Phrase used to exploit the knowledge gap in consumers.  Every single cosmetic product placed on EU and UK market must go through the same safety assessments, every product must attain the same safety standard.  

Claiming a brand is ‘safer’ than another is incoherent and illogical.  It also suggests that the brand owner doesn’t understand cosmetic legislation.

Natural

There is No legal cosmetic legislation definition so it can mean whatever you want. Every single cosmetic ingredient must be of cosmetic grade for safety, efficacy and standardisation and as such, has undergone some synthetic process to achieve that.

Organic

There are dozens of ‘Organic’ certification business models, all with their own agenda. ‘Organic’ standard with one means that it isn’t ‘Organic’ with another. Organic doesn’t really mean anything when it comes to cosmetics. It’s all just smoke and mirrors.

These commercial businesses used to focus solely on food but then saw the commercial opportunity that could be realised in broadening it to the Cosmetics industry.  Food is ingested, Cosmetics are not.  They are two very different areas.
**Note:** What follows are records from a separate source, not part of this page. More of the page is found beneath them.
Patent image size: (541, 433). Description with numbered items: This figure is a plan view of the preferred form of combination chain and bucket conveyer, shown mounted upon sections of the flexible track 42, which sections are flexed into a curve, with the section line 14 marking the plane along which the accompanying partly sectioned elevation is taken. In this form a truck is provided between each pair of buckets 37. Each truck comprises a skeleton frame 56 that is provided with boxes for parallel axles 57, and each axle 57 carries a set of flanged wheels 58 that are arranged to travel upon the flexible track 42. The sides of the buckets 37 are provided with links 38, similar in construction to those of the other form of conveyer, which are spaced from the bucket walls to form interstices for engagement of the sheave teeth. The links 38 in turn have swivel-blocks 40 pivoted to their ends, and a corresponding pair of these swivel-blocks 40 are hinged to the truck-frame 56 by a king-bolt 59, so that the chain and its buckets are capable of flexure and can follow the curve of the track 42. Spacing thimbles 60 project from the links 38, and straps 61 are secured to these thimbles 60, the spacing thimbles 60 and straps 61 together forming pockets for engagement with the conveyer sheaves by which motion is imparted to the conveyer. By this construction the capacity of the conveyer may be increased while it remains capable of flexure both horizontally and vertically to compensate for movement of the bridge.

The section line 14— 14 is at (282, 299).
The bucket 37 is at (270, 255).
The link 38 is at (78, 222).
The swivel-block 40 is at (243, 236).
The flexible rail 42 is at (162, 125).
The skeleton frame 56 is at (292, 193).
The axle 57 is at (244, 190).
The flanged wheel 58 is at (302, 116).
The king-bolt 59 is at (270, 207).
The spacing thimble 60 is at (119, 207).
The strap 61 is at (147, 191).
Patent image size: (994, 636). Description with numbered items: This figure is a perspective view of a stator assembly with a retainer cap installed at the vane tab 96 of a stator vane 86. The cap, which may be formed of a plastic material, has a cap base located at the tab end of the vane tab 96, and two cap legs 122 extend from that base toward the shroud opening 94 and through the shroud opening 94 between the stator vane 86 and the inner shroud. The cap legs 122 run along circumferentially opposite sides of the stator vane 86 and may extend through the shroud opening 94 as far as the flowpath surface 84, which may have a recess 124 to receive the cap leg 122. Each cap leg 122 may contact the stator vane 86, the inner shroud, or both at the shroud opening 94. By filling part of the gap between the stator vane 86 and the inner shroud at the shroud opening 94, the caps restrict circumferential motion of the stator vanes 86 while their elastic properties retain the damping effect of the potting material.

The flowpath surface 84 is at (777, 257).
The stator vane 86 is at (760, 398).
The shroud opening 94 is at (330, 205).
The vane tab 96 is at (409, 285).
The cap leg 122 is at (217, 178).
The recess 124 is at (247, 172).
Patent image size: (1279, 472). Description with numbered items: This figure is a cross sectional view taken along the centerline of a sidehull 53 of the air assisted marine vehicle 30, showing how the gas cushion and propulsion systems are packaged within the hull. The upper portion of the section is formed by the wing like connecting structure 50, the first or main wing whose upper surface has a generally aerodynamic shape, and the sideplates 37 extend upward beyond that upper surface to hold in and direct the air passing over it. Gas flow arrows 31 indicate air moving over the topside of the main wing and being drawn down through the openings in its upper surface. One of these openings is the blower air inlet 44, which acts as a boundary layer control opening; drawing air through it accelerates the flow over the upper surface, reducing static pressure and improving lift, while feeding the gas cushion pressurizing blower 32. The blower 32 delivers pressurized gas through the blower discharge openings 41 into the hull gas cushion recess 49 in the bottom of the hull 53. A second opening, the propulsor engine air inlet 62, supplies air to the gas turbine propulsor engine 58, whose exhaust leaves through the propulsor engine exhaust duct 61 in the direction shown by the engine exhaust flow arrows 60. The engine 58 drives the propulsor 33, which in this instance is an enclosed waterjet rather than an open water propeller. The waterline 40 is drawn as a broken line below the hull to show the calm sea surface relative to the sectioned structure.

Cruelty Free / Not Tested on Animals

Animal testing in cosmetics is banned in the UK and Europe and has been since 2009.  Cruelty free is not the same as Cruelty free International which is a certification business.  A brand claiming simply cruelty free or not tested on animals makes no sense as EVERY cosmetic product sold in the UK and Europe has reached the market without animal testing. Also, just because a brand also sells in China does not mean they have had to test on animals.

Sustainable

Ludicrous claim because by just being in existence a business has a carbon footprint. Being as sustainable as you possibly can is the goal and communicating this with the consumer is key.

Planet Friendly

No definition or meaning.  It’s simply another marketing buzzword that is associated with Sustainability.

Green

Similar to Sustainable and Planet friendly.  Meaningless.  There is a term in Chemistry that uses Green but that is to do with processes and manufacturing.

Nasties

What, like Goblins and Trolls?  This is a classic marketing word used to sum up the lack of cosmetic science education within the company’s marketing / ownership structure. Individual ingredients are singled for exclusion, like Free From. It serves no purpose and perpetuates mistrust and ignorance around cosmetic ingredients. If anyone needs to avoid a specific ingredient due to sensitivity or personal choice, the INCI list can be used to identify the individual ingredient.

 

 

Cosmetic brands and Marketing departments often use these appealing but scientifically unsupported terms. If we can shine a light on the complex and fascinating world of cosmetic science whilst understanding the regulatory framework our industry operates in, these ambiguous and misleading phrases can then be taken with a pinch of salt.